Since the agreement on the untranslated content is not strikingly high as one would expect, a manual analysis of the sentences is conducted. It turns out that as far as untranslated content is concerned, annotators mostly disagree on proper nouns. Also, untranslated word to which a suffix is added in accordance with target language grammar is treated by one of the annotators as unintelligible and by others as untranslated.
A particular attention is paid to the sparse annotation types. It can be concluded that it is worth investigating whether even intra-annotator agreement would reach substantial level. For example, a period missing after the year has once been annotated as locale convention and some other time as typography by the same annotator. By taking a closer look at the explanations given previously, the annotator’s confusion is justified. First the annotators are instructed to annotate issues related to the mechanical presentation of the text (punctuation is used) as typography, and later on using a comma (,) instead of a period (.) as a thousands separator is provided as an example of locale convention issue. Although some errors stem from incomplete or confusing instructions, some can be attributed to the lack of attention. Some annotators fail to detect some issues (e.g. ft as the unit of measure), morphologically wrong term has been identified as misspelling by one of the annotators, style annotation has been applied to one pronoun, although instructions explicitly say that such cases should be annotated as grammatical register, etc.

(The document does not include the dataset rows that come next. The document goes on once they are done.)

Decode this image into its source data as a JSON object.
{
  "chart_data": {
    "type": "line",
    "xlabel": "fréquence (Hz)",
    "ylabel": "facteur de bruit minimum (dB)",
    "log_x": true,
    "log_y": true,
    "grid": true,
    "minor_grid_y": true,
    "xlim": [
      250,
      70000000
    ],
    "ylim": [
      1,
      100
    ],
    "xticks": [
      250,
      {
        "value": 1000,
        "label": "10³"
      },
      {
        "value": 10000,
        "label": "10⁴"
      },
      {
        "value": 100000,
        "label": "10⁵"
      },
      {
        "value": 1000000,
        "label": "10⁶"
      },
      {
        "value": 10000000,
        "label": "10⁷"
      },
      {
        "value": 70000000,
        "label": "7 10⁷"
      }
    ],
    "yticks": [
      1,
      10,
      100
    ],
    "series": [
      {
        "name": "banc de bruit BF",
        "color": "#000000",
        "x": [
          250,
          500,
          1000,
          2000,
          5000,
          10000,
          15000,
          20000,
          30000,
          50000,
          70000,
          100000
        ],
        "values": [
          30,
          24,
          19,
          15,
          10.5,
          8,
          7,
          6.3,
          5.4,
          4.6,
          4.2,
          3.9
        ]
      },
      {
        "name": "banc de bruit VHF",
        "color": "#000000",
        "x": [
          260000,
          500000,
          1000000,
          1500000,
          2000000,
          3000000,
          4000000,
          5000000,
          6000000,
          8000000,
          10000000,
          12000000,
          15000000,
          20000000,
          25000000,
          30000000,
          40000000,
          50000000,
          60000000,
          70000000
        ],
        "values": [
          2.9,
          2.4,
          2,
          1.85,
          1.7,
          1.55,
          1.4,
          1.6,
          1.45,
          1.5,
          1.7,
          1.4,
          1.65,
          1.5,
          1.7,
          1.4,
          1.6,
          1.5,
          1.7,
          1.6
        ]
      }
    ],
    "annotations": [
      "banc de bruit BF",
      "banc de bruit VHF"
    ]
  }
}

Annotators did not report any bugs or problems with the developed application. However, during the result analysis phase it became obvious that some features had to be added. The main drawback was that one had to use additional tools and filters on the project files for more in-depth analysis which included calculating Cohen’s and Fleiss’ kappa scores. It would be extremely useful if the scores could be obtained from the very app. The first feature should enable reading in two project files and calculating Cohen’s kappa scores per error as well as per error type on a sentence basis. The second should enable reading in any number of project files and calculating Fleiss’ kappa score on the same basis.
More importantly, the results presented in this paper raise concerns about employing students as annotators since it is difficult to measure their background knowledge and select those with similar knowledge levels. Although one might conclude that not even awarding additional credits motivates annotators enough to read guidelines and study examples, it seems plausible that guidelines and examples are too simplistic and that annotators lack training on a set of sentences compiled from the same source as the test set. An evaluation filter might also be employed which would correct annotations of less competent evaluators. In that way the annotation process might be conducted in two passes – first pass by all the annotators and then second pass by the ‘super-annotator’, i.e. someone who is more competent or has the best score on the test taken by annotators. To conclude, the goal of the analysis presented in this and similar papers should not be merely pursuing high IAA but aim at obtaining high-quality annotations as these affect the future of MT. In future researches a similar test set with referent annotations will be prepared and a training on these real-world examples will be conducted prior to the annotation task. A suggested two phase annotation procedure will also be further investigated.